Enjoy this post? Subscribe and never miss another one: RSS | Email | Twitter

2 Thoughts on “The Energy Debacle

  1. tick junkie on November 3, 2005 at 6:22 AM said:

    I tend to agree with your view, analyst are once again not aware of the true fundamentals in the market making the valuation of these companies very hard. I believe that the recent sell off is that the novice trader saw a 10 buck sell off in crude and thought that it would be a nice time to sell off the oil stocks that they probably have been making a killing on in the last few months. What people should really focus on is what oil / refiners have as a business plan. Meaning do they refine heavy sour or light sweet crude’s, these spreads on the heavy side have incredible margins.
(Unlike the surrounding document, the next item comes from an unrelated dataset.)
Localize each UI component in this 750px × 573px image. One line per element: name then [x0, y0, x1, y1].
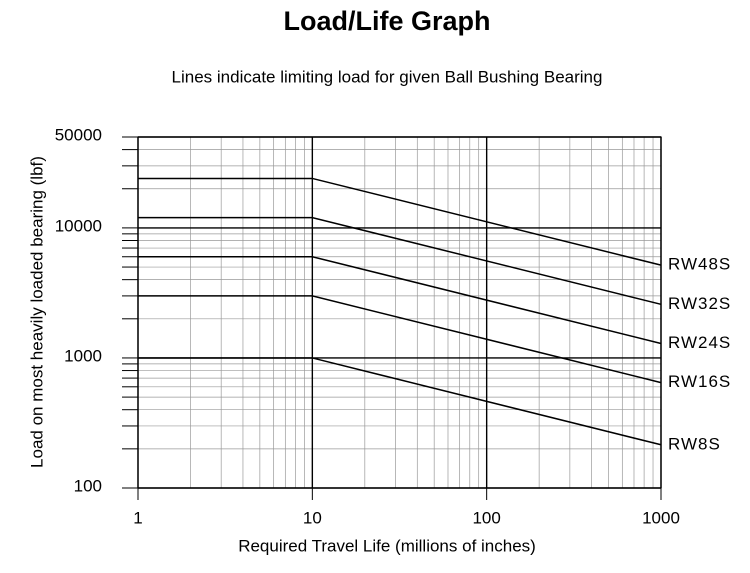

These company’s live and die by the crack spread and we must be aware that the correlation too many of these companies have been trading with the outright crude contract which I do not agree with. Another thing to consider is the hedging programs that these companies employ especially because of the increased volatility in the energy markets as of late. I have never sent a message like this before but thought that your comments were interesting.

  2. Jack Miller on November 14, 2005 at 9:56 AM said:

    Chad, as usual I respect your point of view but I can’t go with you on this one. I don’t know the history of EIA but experience with other government agencies suggest that they will be wrong at the top.

    T. Boone Pickens has been right-on the numbers. Wednesday, he said that oil is moving toward $50. On the other hand, he was supportive of your view after a period of weakness. He said he does not believe world wide supply can be brought much higher than $85 MPD.

    I wonder if you guys are counting all the GTL and CTL that is in progress. Nigeria, China, Quatar and others are building plants. The latest article I read suggest that COP is working with Nigeria with a projected cost for feed stock coal to be the equivalent of $10 per barrel and the finished product at $28 per barrel. Other articles have suggested that current technology only gets you to the $40 range.

    Furthermore, I understand the investment in Alberta Tar Sands has gone balistic. If this is true, the production in this area could be 10 MPD or more!

    Besides, as the Political Calculator has pointed out, the law of substitution is working on demand. He used an example of rubber plants being grown to avoid oil costs.